Como Treinar o Seu Dragão | Crítica
Em meio a tantos live-actions decepcionantes, “Como Treinar o Seu Dragão“ dá aula sobre como respeitar a essência de uma animação, além de trazer ainda mais emoção à história de Soluço e Banguela, 15 anos após o longa conquistar o coração de milhares de fãs.
Com o retorno de Dean DeBlois na direção, a adaptação da DreamWorks nos leva de volta à Ilha de Berk — terra de vikings e dragões em guerra há gerações. Pela tradição, os dragões são vistos como ameaças que precisam ser eliminadas.
Filho do chefe da aldeia, Soluço sonha em ser um guerreiro respeitado, capaz de derrotar dragões para impressionar o pai. Mas tudo muda quando ele consegue atingir Banguela, um raro dragão “Fúria da Noite”.
Ferido, Banguela está à mercê de Soluço, que se prepara para cumprir sua missão, até perceber que a criatura teve a chance de matá-lo e não o fez.
A partir daí, nasce uma amizade improvável que desafia tudo o que Soluço aprendeu sobre coragem, honra e convivência com os dragões — e que abala as crenças mais profundas da sociedade viking.

Emoção e cenários que impressionam
O filme acerta em cheio ao conectar as emoções dos personagens com o público. Mesmo com diálogos bem humorados, o longa se destaca por trazer emoção dentro de discussões pertinentes, como a relação entre pais e filhos, o poder transformador da amizade e empatia, e a coragem de ser diferente.
Aliás, o elenco é um dos grandes acertos do longa. Além de Mason Thames (“O Telefone Preto“) como Soluço, temos Gerard Butler (“300“) como Stoico, e Nico Parker (“The Last of Us“) como Astrid.
Mason Thames entrega carisma e todos os trejeitos do personagem. Ele transita com naturalidade entre medo e bravura, doçura e ousadia, mantendo viva a essência do protagonista que conhecemos na animação.
A atriz Nico Parker também se destaca como Astrid. Forte, inteligente e excelente guerreira, ela dá vida a uma viking determinada.

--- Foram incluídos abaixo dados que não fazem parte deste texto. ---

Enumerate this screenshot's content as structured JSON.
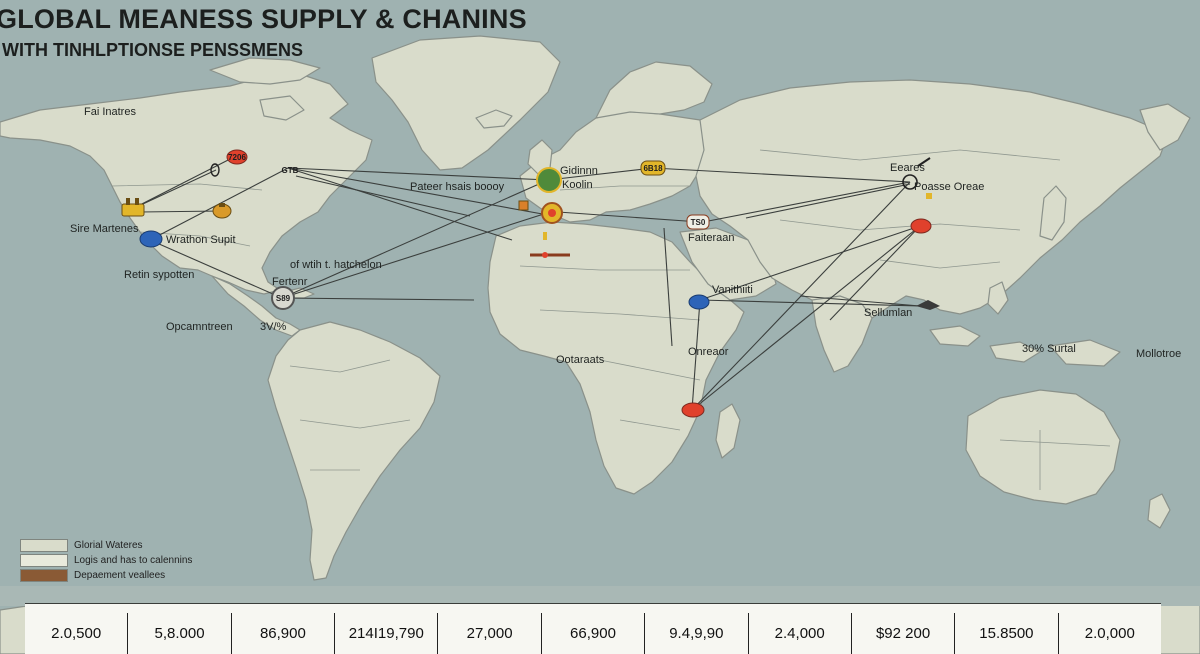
{
  "header": {
    "title": "GLOBAL MEANESS SUPPLY & CHANINS",
    "subtitle": "WITH TINHLPTIONSE PENSSMENS"
  },
  "labels": {
    "north_america_top": "Fai Inatres",
    "west_coast": "Sire Martenes",
    "central_us": "Wrathon Supit",
    "mexico": "Retin sypotten",
    "caribbean_note": "of wtih t. hatchelon",
    "caribbean_sub": "Fertenr",
    "south_america": "Opcamntreen",
    "south_america_pct": "3V/%",
    "europe_west": "Gidinnn",
    "europe_sub": "Koolin",
    "atlantic_note": "Pateer hsais boooy",
    "africa_north": "Faiteraan",
    "africa_east": "Vanithiiti",
    "africa_west": "Ootaraats",
    "africa_centre": "Onreaor",
    "asia_north": "Eeares",
    "asia_east": "Poasse Oreae",
    "southeast_asia": "Sellumlan",
    "pacific_pct": "30% Surtal",
    "far_east": "Mollotroe"
  },
  "hub_tags": {
    "caribbean": "S89",
    "canada": "GTB",
    "us_north": "7206",
    "turkey": "6B18",
    "middle_east": "TS0"
  },
  "legend": [
    {
      "label": "Glorial Wateres",
      "color": "#d9dccb"
    },
    {
      "label": "Logis and has to calennins",
      "color": "#e9eadc"
    },
    {
      "label": "Depaement veallees",
      "color": "#8a5a35"
    }
  ],
  "stats": [
    "2.0,500",
    "5,8.000",
    "86,900",
    "214I19,790",
    "27,000",
    "66,900",
    "9.4,9,90",
    "2.4,000",
    "$92 200",
    "15.8500",
    "2.0,000"
  ],
  "colors": {
    "ocean": "#9fb2b1",
    "land": "#d9dccb",
    "hub_red": "#e0412c",
    "hub_blue": "#2d64b8",
    "hub_yellow": "#e2b62a",
    "hub_green": "#4f8a3a",
    "hub_orange": "#d9802a"
  }
}
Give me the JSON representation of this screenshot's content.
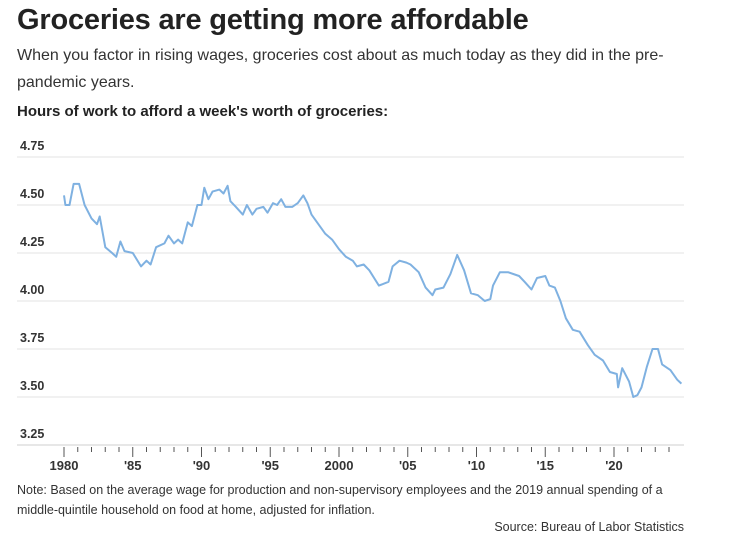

Sua personagem ganha ainda mais força à medida que se aproxima de Soluço e compreende a verdadeira natureza dos dragões. Ela também não hesita em desafiar as autoridades de sua própria comunidade, mostrando que sua lealdade está com a verdade.

Outro acerto é o visual. Os cenários e figurinos são certeiros ao serem recriados, assim como os dragões, trazidos à vida por um CGI impecável. A textura, os movimentos e até a expressividade das criaturas impressionam.
Altamente imersivas, muitas cenas dispensam óculos 3D e dão um frio na barriga por si só. Em alguns momentos, dá a sensação de realmente estarmos montados em um dragão. A cena do primeiro voo do Soluço é pura emoção!
Mostrando que ainda é possível fazer um bom live-action, “Como Treinar o Seu Dragão” emociona e diverte ao recontar uma história simples, mas que fala direto ao coração.